THE father of a young woman who was brutally murdered by her obsessive ex-boyfriend has emphasised the need for more awareness over the seriousness of stalking.

Alice Ruggles was just 24 when her throat was slit by her soldier ex-boyfriend Trimaan Dhillon at her Gateshead flat in 2016.

The murder, described in court as an act of ‘utter barbarism’, was the culmination of three-months of stalking by Dhillon after Alice had ended their relationship.

The Northern Echo:

Trimaan Dhillon

During the stalking campaign, Alice contacted Northumbria Police twice but despite being given a harassment warning by officers, Dhillon went on to murder her and was later sentenced to life in prison.

Speaking at the North Yorkshire and York Safeguarding conference in Harrogate on Tuesday, Alice’s father Clive Ruggles said he wanted to ensure that allegations of stalking were taken more seriously by the police and relevant agencies - and by the victims themselves too.

He said that terms such as ‘facebook stalking’ - often used in light-hearted reference to monitoring a person’s social media account - are unhelpful as they can dilute the seriousness of actual stalking and the devastating consequences it can have for victims.

The Northern Echo:

Clive Ruggles

He said: “It is not unusual to think like Alice did; that if someone is being a bit obsessive like that they are eventually going to give up and move on if you ignore them for long enough.

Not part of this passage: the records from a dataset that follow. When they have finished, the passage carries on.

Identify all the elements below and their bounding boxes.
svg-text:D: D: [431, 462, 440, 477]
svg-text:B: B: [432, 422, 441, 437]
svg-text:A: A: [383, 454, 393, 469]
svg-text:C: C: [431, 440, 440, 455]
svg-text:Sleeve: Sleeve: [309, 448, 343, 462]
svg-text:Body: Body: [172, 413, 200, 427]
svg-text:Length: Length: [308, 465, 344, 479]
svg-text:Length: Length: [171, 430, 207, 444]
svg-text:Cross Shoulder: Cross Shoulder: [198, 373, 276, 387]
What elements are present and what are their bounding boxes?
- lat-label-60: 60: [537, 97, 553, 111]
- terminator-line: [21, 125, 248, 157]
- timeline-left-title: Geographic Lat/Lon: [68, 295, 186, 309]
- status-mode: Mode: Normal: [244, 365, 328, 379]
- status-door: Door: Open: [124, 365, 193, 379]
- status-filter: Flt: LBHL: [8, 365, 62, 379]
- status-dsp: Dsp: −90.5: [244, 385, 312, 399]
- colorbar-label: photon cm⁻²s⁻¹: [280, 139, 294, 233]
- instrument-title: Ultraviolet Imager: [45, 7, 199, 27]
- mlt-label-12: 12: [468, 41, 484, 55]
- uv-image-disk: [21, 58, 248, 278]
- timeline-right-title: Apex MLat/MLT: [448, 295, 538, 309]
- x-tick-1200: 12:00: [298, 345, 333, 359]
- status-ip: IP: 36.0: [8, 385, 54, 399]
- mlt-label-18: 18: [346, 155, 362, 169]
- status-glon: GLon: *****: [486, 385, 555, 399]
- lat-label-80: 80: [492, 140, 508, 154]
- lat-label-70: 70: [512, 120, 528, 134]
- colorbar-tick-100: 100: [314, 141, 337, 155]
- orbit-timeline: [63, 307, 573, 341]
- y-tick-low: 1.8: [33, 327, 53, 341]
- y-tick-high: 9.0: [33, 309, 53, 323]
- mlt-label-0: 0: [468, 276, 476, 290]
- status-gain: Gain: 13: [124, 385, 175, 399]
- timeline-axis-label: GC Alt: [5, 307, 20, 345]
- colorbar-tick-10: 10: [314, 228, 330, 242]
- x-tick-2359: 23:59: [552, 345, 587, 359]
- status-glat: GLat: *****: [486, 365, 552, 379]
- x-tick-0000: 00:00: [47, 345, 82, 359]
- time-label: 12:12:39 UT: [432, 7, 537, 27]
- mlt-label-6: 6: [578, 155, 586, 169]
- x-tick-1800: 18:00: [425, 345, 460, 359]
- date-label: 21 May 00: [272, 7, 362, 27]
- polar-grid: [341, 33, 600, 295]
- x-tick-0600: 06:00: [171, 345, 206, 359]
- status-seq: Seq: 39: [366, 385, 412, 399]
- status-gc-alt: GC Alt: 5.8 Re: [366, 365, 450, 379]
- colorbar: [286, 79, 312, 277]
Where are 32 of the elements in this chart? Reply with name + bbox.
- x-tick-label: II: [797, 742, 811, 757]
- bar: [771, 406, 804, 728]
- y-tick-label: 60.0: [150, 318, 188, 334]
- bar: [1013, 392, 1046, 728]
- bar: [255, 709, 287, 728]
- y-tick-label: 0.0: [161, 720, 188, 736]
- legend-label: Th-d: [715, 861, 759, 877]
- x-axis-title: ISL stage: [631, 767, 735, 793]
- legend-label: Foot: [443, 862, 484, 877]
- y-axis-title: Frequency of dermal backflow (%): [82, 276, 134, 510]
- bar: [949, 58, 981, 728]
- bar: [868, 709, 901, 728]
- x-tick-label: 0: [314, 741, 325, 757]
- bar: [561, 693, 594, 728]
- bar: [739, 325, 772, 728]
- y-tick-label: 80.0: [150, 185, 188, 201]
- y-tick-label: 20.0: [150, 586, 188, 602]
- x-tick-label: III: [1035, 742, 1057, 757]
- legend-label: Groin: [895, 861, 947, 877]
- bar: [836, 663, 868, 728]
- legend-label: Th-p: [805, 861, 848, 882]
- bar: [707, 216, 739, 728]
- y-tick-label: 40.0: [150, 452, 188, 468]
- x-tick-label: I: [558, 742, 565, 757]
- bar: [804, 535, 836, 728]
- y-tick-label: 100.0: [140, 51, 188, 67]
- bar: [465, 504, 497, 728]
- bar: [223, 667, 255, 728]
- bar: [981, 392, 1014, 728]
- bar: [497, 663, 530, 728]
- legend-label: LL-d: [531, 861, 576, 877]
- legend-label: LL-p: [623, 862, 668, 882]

“But a lot of research has been done that shows that when it becomes a fixation, an obsession, they will not move on and their behaviour can escalate - it becomes a challenge.”

Mr Ruggles said there was a clear distinction between an emotional person trying to rekindle a failed relationship and the ‘nasty and relentless’ stalking that Alice endured at the hands of Dhillon.

He said: “Who has not in their lifetime probably been in a situation where a relationship ends and you spend a few days trying to get that person back, to try and resurrect the relationship?

“But most people move on quite quickly because they have actually got the best interests of that person at heart. People themselves need to understand more about what is dangerous behaviour.

“If a person is making you feel distressed, let alone fearful, you really should be doing something about it.”

Since Alice’s death, the Alice Ruggles Trust formed to raise awareness of stalking and Mr Ruggles said he was keen to share his story with professionals at the Safeguarding conference at Pavilions of Harrogate which brought together agencies including the police, council and health services.

And although it is too late for Alice, Mr Ruggles is hopeful that better systems can be implemented by the police and partner agencies to tackle stalking crimes before they reach potentially fatal conclusions.

He said: “I never felt anger (towards the police) and I don’t know whether I was just numbed by what had happened.

“I suppose I would feel angry if no-one was interested in changing things, but they really are.”